DSIH, MARDI 07 AVRIL 2015 Soyez le premier à réagirSoyez le premier à réagir

 L’association Projets Innovants en Cardiologie pour le Poitou-Charentes (PIC) a mené une étude de faisabilité pour préparer le terrain à une généralisation du télé suivi des patients insuffisants cardiaques. Son président, le Dr Benoit Lequeux, en expose les enseignements.

« Le nombre de patients augmente, mais nos effectifs ne bougent pas ». Le Dr Benoît Lequeux, président de l’association Projets Innovants en Cardiologie pour le Poitou-Charentes (PIC), explique ainsi les raisons qui l’ont conduit à se tourner vers la télémédecine. « Nous devons nous orienter vers des suivis plus automatisés », estime le cardiologue qui exerce à mi-temps en libéral et, pour l’autre mi-temps, au CHU de Poitiers, où il assume la coordination du réseau RADIC de prise en charge des insuffisants cardiaques dans le département de la Vienne. La région Poitou-Charentes compte encore deux réseaux consacrés à l’insuffisance cardiaque (RADIC et Cardiosaintonge), sur la dizaine qui a pu subsister en France, et ils constituent un précieux point d’appui aux projets de télésurveillance des patients.

Au CHU de Poitiers, le Dr Benoît Lequeux explique l'utilisation de l’équipement de surveillance à distance aux patients avant leur retour à domicile

 

 

Une étude de faisabilité
L’association PIC a initié une première étape en conduisant une étude de faisabilité soutenue par l’Agence régionale de santé et par les libéraux de l’Union régionale des professionnels de santé, l’agence apportant l’enveloppe financière, et l’Union la participation concrète des médecins. « L’objectif est simple, explique le Dr Lequeux : éviter les ré hospitalisations en dépistant les signes précoces de détérioration de l’état de santé ». L’étude aura porté sur 80 patients pendant deux ans. Ils ont été équipés, à domicile, d’un tensiomètre, d’une tablette tactile en support à un questionnaire de suivi, et d’un boitier assurant la transmission des informations vers les serveurs sécurisés de la plate-forme H2AD. « Chaque patient devait être suivi de cette manière durant 6 mois car c’est dans ce délai que se produisent la majorité des ré hospitalisations ».

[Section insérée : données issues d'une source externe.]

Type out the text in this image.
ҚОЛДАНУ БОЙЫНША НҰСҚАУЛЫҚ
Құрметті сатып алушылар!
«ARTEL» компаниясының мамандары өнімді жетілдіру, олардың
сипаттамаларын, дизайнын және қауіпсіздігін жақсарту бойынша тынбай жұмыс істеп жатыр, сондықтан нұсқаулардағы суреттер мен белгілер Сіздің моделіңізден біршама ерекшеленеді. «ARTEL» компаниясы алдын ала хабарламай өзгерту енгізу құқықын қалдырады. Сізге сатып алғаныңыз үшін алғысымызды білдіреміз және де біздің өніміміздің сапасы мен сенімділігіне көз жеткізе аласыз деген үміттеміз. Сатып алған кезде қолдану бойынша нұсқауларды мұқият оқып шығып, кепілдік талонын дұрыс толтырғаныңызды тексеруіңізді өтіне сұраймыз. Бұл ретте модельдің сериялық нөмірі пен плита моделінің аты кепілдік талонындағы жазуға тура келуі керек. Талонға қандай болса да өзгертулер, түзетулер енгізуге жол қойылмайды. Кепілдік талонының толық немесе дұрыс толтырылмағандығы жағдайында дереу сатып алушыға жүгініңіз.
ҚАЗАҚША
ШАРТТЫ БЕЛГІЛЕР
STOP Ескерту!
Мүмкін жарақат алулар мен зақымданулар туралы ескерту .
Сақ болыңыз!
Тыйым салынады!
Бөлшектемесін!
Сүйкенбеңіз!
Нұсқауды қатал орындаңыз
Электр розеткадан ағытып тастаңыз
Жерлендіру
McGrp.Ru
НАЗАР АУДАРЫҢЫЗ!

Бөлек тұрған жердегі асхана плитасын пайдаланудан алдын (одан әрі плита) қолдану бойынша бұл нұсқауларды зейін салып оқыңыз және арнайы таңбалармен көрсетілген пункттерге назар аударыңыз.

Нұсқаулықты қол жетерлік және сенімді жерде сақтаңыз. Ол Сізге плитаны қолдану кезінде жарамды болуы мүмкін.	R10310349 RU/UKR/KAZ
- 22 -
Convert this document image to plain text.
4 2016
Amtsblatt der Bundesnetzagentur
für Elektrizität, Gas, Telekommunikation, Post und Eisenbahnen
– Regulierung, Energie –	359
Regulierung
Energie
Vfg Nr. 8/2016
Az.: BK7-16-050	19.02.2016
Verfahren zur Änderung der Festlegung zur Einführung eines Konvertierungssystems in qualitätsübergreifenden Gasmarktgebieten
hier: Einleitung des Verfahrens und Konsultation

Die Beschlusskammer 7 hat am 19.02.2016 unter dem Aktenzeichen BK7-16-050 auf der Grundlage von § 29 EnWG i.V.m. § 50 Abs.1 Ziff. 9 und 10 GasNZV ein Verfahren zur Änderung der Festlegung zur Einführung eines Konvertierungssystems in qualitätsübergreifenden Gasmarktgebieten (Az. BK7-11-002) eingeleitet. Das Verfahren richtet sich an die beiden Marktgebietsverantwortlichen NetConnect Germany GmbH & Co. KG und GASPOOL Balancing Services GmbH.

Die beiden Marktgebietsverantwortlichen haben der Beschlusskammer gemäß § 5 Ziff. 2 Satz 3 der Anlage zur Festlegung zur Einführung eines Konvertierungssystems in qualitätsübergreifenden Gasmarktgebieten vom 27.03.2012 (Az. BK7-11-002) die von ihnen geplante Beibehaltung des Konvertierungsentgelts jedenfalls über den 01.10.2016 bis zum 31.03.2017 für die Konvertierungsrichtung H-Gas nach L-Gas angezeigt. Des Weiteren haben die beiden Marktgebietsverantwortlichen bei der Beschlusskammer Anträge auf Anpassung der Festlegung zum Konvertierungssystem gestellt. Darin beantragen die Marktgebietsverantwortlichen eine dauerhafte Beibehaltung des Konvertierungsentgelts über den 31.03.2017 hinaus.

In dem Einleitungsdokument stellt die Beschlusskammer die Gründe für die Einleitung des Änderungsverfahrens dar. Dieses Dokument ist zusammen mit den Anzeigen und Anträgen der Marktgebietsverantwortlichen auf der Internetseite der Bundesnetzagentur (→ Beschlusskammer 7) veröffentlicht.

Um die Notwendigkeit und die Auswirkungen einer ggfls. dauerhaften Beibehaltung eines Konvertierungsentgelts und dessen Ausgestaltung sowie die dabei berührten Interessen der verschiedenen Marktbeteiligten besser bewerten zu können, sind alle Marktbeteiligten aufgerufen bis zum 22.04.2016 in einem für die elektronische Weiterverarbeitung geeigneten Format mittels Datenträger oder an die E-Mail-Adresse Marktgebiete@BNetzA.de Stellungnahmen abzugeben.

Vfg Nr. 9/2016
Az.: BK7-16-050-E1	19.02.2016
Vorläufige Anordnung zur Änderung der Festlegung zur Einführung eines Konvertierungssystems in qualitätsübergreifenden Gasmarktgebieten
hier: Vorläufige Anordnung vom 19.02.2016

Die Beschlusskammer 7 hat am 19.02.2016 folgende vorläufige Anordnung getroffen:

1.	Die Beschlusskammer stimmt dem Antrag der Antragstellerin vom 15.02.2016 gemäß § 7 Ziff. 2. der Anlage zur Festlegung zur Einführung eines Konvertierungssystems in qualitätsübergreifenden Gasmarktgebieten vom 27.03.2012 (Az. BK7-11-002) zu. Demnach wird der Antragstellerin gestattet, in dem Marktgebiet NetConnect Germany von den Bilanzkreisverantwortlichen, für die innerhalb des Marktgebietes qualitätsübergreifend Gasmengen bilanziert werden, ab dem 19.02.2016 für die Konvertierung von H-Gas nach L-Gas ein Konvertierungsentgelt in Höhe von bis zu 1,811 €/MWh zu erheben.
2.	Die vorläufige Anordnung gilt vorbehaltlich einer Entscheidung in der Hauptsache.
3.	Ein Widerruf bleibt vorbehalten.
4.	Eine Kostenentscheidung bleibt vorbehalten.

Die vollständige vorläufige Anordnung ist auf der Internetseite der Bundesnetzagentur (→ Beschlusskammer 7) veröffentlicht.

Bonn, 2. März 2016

Le patient télé suivi quittait l’hôpital après une heure de prise en main de l’équipement et d’explication du protocole qui consiste – dans les grandes lignes – à lui demander de surveiller son poids et sa tension deux fois par semaine ; il devait également répondre au questionnaire sur tablette permettant à l’équipe soignante de repérer les risques d’œdème et d’asthénie.

L’étude a permis d’évaluer l’acceptation par les patients. « Nous nous sommes rendus compte que la lassitude intervient dans les deux mois après le début du télé suivi. Les patients commencent alors à moins bien renseigner les indicateurs nécessaires. Cela signifie qu’il faudrait, dans un projet futur, prévoir un soutien et des conseils précis à cette période », analyse le cardiologue.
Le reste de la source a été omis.